From The Warminster Official Guide And Souvenir 1928 (penned by Victor Strode Manley):
Longleat
Strolling through Westminster Abbey your eye will be sure to light upon an exquisite carving in white marble depicting a gorgeous coach surrounded by horsemen whose riders are shooting through the window. The gentleman inside was “Tom of Ten Thousand,” Lord of the Manor of Warminster. He had come up from his country seat at Longleat in the year 1682 to marry the heiress of the rich Percy estates. His rival was the Austrian ambassador, whose hired assassins murdered my lord as he drove along Pall Mall.

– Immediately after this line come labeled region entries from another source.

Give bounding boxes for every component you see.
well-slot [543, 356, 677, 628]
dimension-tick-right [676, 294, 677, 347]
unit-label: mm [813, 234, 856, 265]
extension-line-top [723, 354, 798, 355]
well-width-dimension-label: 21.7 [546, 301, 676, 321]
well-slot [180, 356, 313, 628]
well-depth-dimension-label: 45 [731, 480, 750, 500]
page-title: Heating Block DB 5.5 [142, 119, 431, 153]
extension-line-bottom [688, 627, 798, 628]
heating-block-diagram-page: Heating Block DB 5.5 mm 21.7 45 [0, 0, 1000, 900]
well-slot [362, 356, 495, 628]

Longleat Park (about 2,000 acres) is two miles from Warminster, reached from the Frome road, and the House another two and a half miles beyond. Pedestrians and cyclists may traverse the Park, but motors are forbidden, and must turn up the Horningsham road (which is one long stretch of rhododendrons on either side), reaching the inn at the Lodge gates. Longleat House, the country seat of the Most Hon. the Marquis of Bath, K. G., and Viscount Weymouth, is one of the stateliest of palaces in England and a favourite resort with Royalty, its noble owner being characterised by his democratic spirit and generous gifts to the town. Bounding several parishes, it is said that when the Marquis writes his morning letters he is in Horningsham and when he dines he is in Longbridge Deverill. The estate is situate partly in Wilts and Somerset.

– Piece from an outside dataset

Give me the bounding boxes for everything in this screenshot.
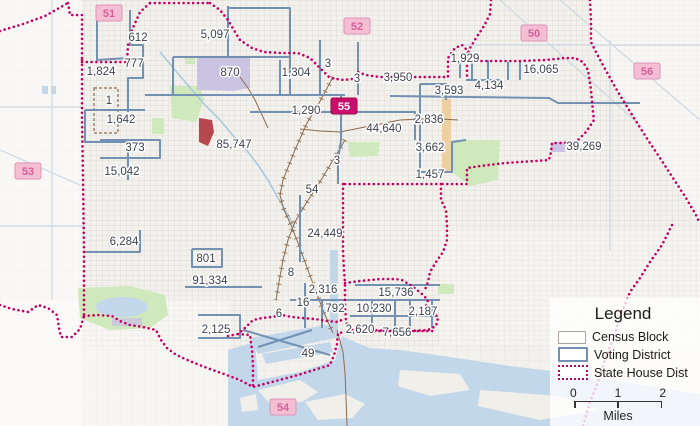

Originally a priory built in 1270, dedicated to St. Radegund, a queen of France, and housing black canons of St. Augustine, it included a church with several altars, dissolved at the Reformation. Rebuilding began in 1547, and it stands today a glorious example of the English Renaissance embellished with classical statuary. The leat, or stream, runs beside it formed into several little lakes. A colony of Scots masons, imported for the building operations, have left in Horningsham the oldest nonconformist chapel in England, a thatched building bearing the legend 1566.